In referring to the "Days of Awe," the 10 days of repentance between Rosh Hashanah and Yom Kippur, in the Israel of today it is possible to invoke the witticism of Dorothy Parker who, when learning that the taciturn and passive president, Calvin Coolidge, had died, asked:"How could they tell?"

And indeed, at least from the political and diplomatic points of view, if these are the Days of Awe, what are the others - days of merriment?

There are those who might well say: Well, yes. After all, what's wrong? For a long time we haven't had such a long a period of calm in the security situation; at least there is no all-out war. The diplomatic tsunami that the defense minister warned us about did not reach our shores. The terrifying "September" has come and gone, and with it the duel between the two speakers at the United Nations. Apparently some mysterious person planted a bug in the Palestinians' plans "to hold a month of bloodshed in September of a kind that has never been seen before," as Foreign Minister Avigdor Lieberman phrased it when he demanded that they be punished in advance.

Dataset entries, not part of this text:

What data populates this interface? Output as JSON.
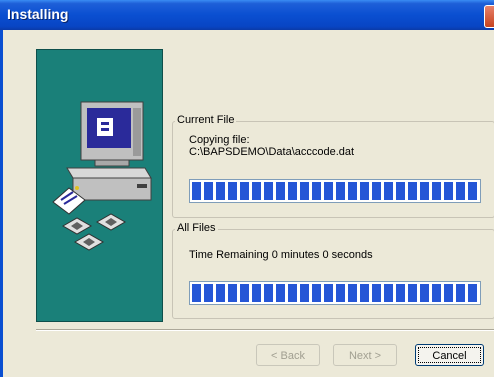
{
  "window": {
    "title": "Installing"
  },
  "current_file": {
    "group_label": "Current File",
    "status": "Copying file:",
    "path": "C:\\BAPSDEMO\\Data\\acccode.dat",
    "progress": 1.0
  },
  "all_files": {
    "group_label": "All Files",
    "time_remaining": "Time Remaining 0 minutes 0 seconds",
    "progress": 1.0
  },
  "buttons": {
    "back": "< Back",
    "next": "Next >",
    "cancel": "Cancel"
  },
  "colors": {
    "panel": "#1a8079",
    "progress_fill": "#2556d6",
    "titlebar": "#0a4fd1"
  },
  "icons": [
    "computer-icon",
    "document-icon",
    "floppy-disk-icon",
    "close-icon"
  ]
}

It is true that the Iranian centrifuges are still spinning and the Turkish fleet has not yet been destroyed, the peace with Egypt and Jordan is being put on hold, Sinai has turned from a place of recreation into a hornets' nest, leaders from all over the world are turning from supporters into enemies, and now Syrian President Bashar Assad is also threatening to rain missiles on Tel Aviv. But for now, the People of Israel live. What's more, rather like a hero in an animated film, they are wrapped up in a kind of magical feeling of immunity. From all sides, people bare their teeth, click their tongues, sharpen their knives, wag their fingers at them, but Bugs Bunny goes on undeterred, cheerfully making mistakes, singing merry songs, and from time to time, simply to get on somebody's nerves or to amuse the folks at home, constructs yet another neighborhood on the bridge of Barack Obama's nose or the forehead of Angela Merkel, and then has the nerve still to telephone and ask: "What's up, Doc?"

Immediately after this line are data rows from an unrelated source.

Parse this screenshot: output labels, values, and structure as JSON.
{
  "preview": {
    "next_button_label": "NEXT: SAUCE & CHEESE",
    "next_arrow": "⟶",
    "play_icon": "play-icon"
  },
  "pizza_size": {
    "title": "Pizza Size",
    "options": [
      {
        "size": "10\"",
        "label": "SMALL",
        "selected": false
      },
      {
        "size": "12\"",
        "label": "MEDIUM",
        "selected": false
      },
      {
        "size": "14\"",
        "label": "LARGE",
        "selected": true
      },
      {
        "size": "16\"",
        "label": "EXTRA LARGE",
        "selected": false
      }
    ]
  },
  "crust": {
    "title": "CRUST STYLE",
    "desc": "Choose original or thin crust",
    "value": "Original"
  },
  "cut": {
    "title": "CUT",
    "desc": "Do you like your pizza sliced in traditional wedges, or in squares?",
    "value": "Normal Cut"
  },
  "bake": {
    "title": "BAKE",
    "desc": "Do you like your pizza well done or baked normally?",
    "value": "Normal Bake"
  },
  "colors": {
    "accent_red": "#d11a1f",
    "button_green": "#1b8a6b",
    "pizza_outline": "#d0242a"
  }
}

Large numbers of people had pinned revolutionary hopes on the protest movement. But during the Netanyahu-Barak-Lieberman term of office, a much more significant revolution took place with regard to the way Israel sees itself. If in the past, the striving for a better future, peace and security, were considered a matter of unrivaled complexity and difficulty, a yearned-for objective, a perpetual effort that involved military struggles and discouraging negotiations, and creative efforts in which the bottom of the barrel of ideas was scraped - now, everything is so very simple: as long as we are not annihilated, everything is sweet as honey.

The modus operandi is also easy as pie. We get ourselves worked up over so many fears, overcome by a terror that paralyses us in the face of real and imagined threats, fanning every spark of danger until it assumes the proportions of an apocalyptic ring of fire. At which point, the very fact that we are still breathing is seen as a tremendous victory.

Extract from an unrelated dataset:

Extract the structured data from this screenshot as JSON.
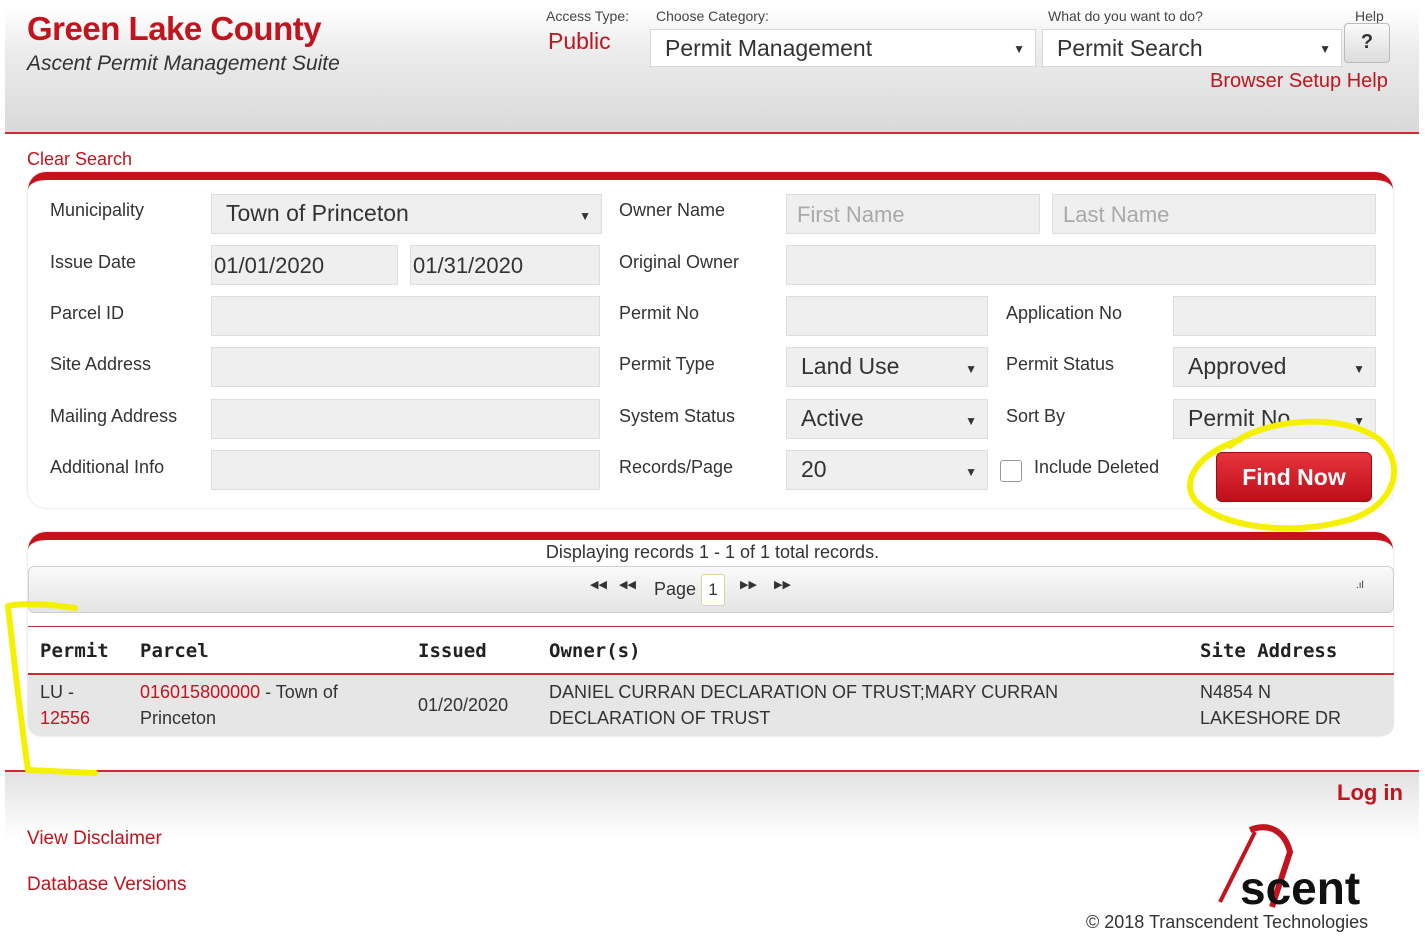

The refreshing simplicity, which exempts us from making any effort, has for time immemorial been a source of attraction for the Right in Israel; certainly in comparison with the philosophizing and dialectics of "the Left," which has contorted itself ad nauseum over issues like why terrorism and peace can go hand in hand, and what the Arabs meant to say between the lines when they said exactly the opposite, and so forth.

However, the prolonged term of office of an ultra-right government has brought this elementary simplification to new heights - the kind that makes possible a political figure like Lieberman; the kind that shapes every one of the speeches of Netanyahu, whose expertise lies in the reduction of the most complex picture of reality to the level of simplification of a kindergarten refrain ("if they give, they'll get" ), accompanied by the appropriate movements of the hands.

And things are simple, so simple. And all is well with the Jews (and if you ask the people in Netanyahu's bureau, so long as the Rabbi of Lubavitch is still alive, we have absolutely nothing to worry about ). So who said anything about "Days of Awe?"